Variable capital company framework

When Parliament passed the Variable Capital Companies (VCCs) Bill on 1 Oct 2018, it was set to become a game changer for the Singapore Funds Industry. Major legislative changes have been made to enhance Singapore’s drive to be an Asian hub for fund management and fund domiciliation.

VCC key features and requirements

Firstly, VCC is incorporated under the VCC Act instead of the Companies Act (CA) though, still administered by the Accounting and Corporate Regulatory Authority (ACRA).

  • The VCC can be set up as a single standalone fund, or as an umbrella fund with two or more sub-funds, each holding different assets which, creates economics of scales and cost efficiencies. 
  • VCCs can be used as vehicles for both open-ended and closed-end funds, and for both traditional and alternative strategies
  • VCCs can issue and redeem shares without the need for shareholder approval.
  • VCCs can pay dividends out of capital, not only out of profits. 
  • The VCC regime allows foreign corporate funds to be re-domiciled to Singapore as VCCs.

Accounting and Audit

There’s flexibility in choice of accounting standards - VCCs can use either Singapore or other recognised international accounting standards i.e. the International Financial Reporting Standards (IFRS) and US Generally Accepted Accounting Principles (US GAAP) for their financial statements.

Tax

Tax treatment which is an important factor in determining the venue for fund domiciliation and management, made legislative changes on Income Tax Act, Goods and Services Tax Act & Stamp Duties Act relating to VCC. 

Grant Scheme

To further encourage industry adoption of the VCC framework in Singapore, Monetary Authority of Singapore (MAS) and ACRA which launched the Variable Capital Companies framework on Jan 15, 2020 has also launched a Variable Capital Companies Grant Scheme. 

The grant scheme will help defray costs involved in incorporating or registering a VCC by co-funding up to 70% of eligible expenses paid to Singapore-based service providers, capped at S$150,000 for each application, with a maximum of three VCCs per fund manager.

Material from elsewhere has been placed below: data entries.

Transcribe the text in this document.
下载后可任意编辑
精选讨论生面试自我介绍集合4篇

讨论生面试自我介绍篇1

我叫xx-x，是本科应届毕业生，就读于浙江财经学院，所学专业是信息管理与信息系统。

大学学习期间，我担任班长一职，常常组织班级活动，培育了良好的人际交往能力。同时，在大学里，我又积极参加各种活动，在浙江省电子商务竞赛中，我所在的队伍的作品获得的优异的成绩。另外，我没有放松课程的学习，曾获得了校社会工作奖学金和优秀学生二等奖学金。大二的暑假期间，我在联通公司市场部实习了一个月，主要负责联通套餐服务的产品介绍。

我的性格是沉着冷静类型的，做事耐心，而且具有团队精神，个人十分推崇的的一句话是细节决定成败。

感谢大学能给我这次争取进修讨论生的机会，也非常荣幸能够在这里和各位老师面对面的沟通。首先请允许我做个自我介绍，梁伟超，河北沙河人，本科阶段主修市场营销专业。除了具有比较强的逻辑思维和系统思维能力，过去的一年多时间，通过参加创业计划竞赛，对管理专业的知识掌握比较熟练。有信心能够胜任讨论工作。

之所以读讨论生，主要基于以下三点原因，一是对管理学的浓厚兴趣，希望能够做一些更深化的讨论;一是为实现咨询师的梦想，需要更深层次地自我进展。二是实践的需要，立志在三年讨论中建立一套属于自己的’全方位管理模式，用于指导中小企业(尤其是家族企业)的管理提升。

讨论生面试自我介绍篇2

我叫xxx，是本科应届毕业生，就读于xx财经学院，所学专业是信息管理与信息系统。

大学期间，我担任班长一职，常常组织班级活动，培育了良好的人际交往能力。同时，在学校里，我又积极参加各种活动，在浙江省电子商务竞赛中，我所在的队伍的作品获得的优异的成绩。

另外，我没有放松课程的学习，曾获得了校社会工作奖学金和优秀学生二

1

Corporate Secretarial/Legal Highlights

  • A VCC must at all times have a manager that complies with the below paragraph, to manage its property or operate the collective investment scheme or schemes that comprises the VCC.
  • A VCC must be managed by a fund manager regulated/licensed by the Monetary Authority of Singapore or persons mentioned insection 99(1)(a), (b), (c) or (d) of the Securities and Futures Act.
  • A VCC must have VCC as part of and at the end of its name.
  • One of the directors of the VCC must be ordinarily resident in Singapore and also be a director or a qualified representative of VCC’s fund manager. Directors of the VCC should be “fit and proper persons”.